This study investigates the causal mechanisms linking cognitive decline, genetic variation, and white matter (WM) integrity in Alzheimer’s disease (AD). Leveraging multimodal data from the ADNI cohort—including cognitive assessments (MMSE, CDRSB), genome-wide SNPs, diffusion tensor imaging (DTI), and cerebrospinal fluid biomarkers (e.g., p-tau181)—we employed multivariate/ordinal logistic regression, Sure Independence Screening (SIS), and LASSO for integrated low- and high-dimensional modeling. We identified CLIC1, NAB2, and TGFBR1 as novel genetic regulators of WM integrity in bilateral brain regions and the corpus callosum, mediating cognitive deterioration. MMSE, CDRSB, and p-tau181 emerged as robust predictors of cognitive decline. Crucially, the study disentangles the specific contribution of genetic factors to WM degeneration, establishing an interpretable, multiscale biomarker model that bridges genomics, neuroimaging, and clinical phenotypes—thereby enabling improved early risk stratification and informing genetically informed, targeted interventions in AD.
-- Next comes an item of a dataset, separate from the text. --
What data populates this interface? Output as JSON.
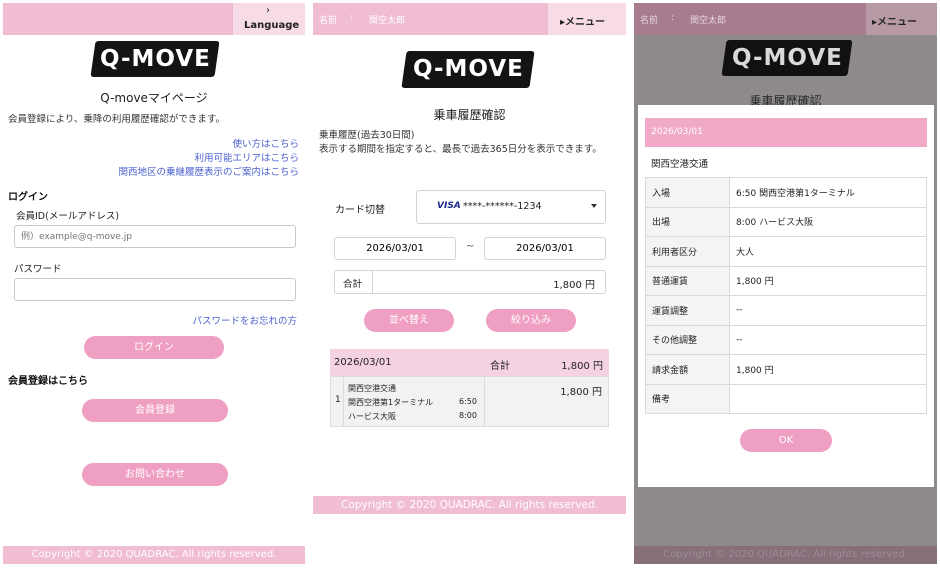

Alzheimer's disease (AD) is a progressive neurodegenerative disorder characterized by cognitive decline, structural brain changes, and genetic predispositions. This study leverages machine-learning and statistical techniques to investigate the mechanistic relationships between cognitive function, genetic markers, and neuroimaging biomarkers in AD progression. Using data from the Alzheimer's Disease Neuroimaging Initiative (ADNI), we perform both low-dimensional and high-dimensional analyses to identify key predictors of disease states, including cognitively normal (CN), mild cognitive impairment (MCI), and AD. Our low-dimensional approach utilizes multiple linear and ordinal logistic regression to examine the influence of cognitive scores, cerebrospinal fluid (CSF) biomarkers, and demographic factors on disease classification. The results highlight significant associations between Mini-Mental State Examination (MMSE), Clinical Dementia Rating Sum of Boxes (CDRSB), and phosphorylated tau levels in predicting cognitive decline. The high-dimensional analysis employs Sure Independence Screening (SIS) and LASSO regression to reduce dimensionality and identify genetic markers correlated with cognitive impairment and white matter integrity. Genes such as CLIC1, NAB2, and TGFBR1 emerge as significant predictors across multiple analyses, linking genetic expression to neurodegeneration. Additionally, imaging genetic analysis reveals shared genetic influences across brain hemispheres and the corpus callosum, suggesting distinct genetic contributions to white matter degradation. These findings enhance our understanding of AD pathology by integrating cognitive, genetic, and imaging data. Future research should explore longitudinal analyses and potential gene-environment interactions to further elucidate the biological mechanisms underlying AD progression.